Settling for fifteen cents on the dollar of the claim and avoiding the costs and distraction of a few more years of litigation was sensible.
Back to business. Perpetual shares trade at around CDN$0.50 per share and there are 68 million shares outstanding. Valuing Perpetual’s reserves as an option using a modified Black Scholes methodology, I estimate the per share value at CDN$1.80 or so.
Perpetual’s production is 82 % natural gas and gas prices have been low since last year’s warm winter and the resulting rise in storage stocks. I expect gas prices to go even lower later this year during the “head and shoulders” season as the heat of summer lets up but the need to turn on the furnace is still a few weeks away. But the company has over 50% of its 2024 output protected by hedges which, at March 31, 2024, were already “in the money” to the tune of almost $8 million.

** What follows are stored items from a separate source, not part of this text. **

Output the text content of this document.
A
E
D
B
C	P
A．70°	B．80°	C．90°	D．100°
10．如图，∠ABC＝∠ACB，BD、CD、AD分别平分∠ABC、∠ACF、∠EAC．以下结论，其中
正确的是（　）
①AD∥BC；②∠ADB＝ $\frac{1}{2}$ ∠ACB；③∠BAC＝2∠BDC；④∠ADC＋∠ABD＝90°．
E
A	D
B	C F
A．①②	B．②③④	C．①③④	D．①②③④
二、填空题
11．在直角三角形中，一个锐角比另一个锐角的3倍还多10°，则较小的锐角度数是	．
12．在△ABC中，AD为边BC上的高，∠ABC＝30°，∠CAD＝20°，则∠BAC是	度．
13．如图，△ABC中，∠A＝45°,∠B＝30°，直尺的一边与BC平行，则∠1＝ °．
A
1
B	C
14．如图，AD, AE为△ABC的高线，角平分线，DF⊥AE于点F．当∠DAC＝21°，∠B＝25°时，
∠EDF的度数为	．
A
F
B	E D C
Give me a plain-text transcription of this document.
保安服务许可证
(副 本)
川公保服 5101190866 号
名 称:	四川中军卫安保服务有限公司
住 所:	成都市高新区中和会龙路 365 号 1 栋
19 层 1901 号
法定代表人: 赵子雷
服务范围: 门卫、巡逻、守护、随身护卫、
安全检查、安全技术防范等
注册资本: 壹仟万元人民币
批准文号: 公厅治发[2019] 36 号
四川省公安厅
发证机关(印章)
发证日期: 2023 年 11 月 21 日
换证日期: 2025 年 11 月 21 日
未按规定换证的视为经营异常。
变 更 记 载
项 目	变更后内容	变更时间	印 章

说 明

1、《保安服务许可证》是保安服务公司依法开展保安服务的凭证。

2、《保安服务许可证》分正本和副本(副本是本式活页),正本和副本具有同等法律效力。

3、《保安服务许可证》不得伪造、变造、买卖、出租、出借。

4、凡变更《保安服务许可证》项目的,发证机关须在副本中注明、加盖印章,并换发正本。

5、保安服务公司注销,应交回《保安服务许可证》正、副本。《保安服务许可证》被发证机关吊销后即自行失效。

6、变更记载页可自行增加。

Management owns about 50 % of the shares so don’t doubt their commitment to profits. This year will be a tough one with production down to about 4,200 Boe/day and the price environment for natural gas not constructive, but the company should generate more than enough cash flow to fund its ~$8 million capital budget and pay the current portion of the settlement agreement.
I see next year as much better. I anticipate a cold winter with the onset of La Nina (I am often wrong about the weather, so make up your own mind) and in 2025 I expect the Kitimat LNG facility to begin exporting LNG while this November’s election in the U.S. may see Biden out, Trump in, and the barriers to even faster LNG growth in America fall away. As North America becomes a larger exporter of LNG, power needed for data centres experiencing soaring demand and natural gas is the fuel most able to supply low cost and reliable energy for co-generation facilities adjoint to data centres unable to draw enough power from the grid to support their needs.
Perpetual is likely to have a 2025 capital program that comprises only two or three wells, but for a company with a market capitalization of only about CDN$33 million, the contribution from that program can be material. Perpetual estimates (using pricing from the 2023 Reserve Report prepared by McDaniel) that its liquids rich
Edson wells produce rates of return from 78% to 134%. Two successful wells could reasonably add CDN$10 million in value to Perpetual, a trivial amount for most E&P’s but a 30% bump for tiny Perpetual.
Perpetual has a strong management team and a clear runway to profitable growth. I like the outlook and own 200,000 shares.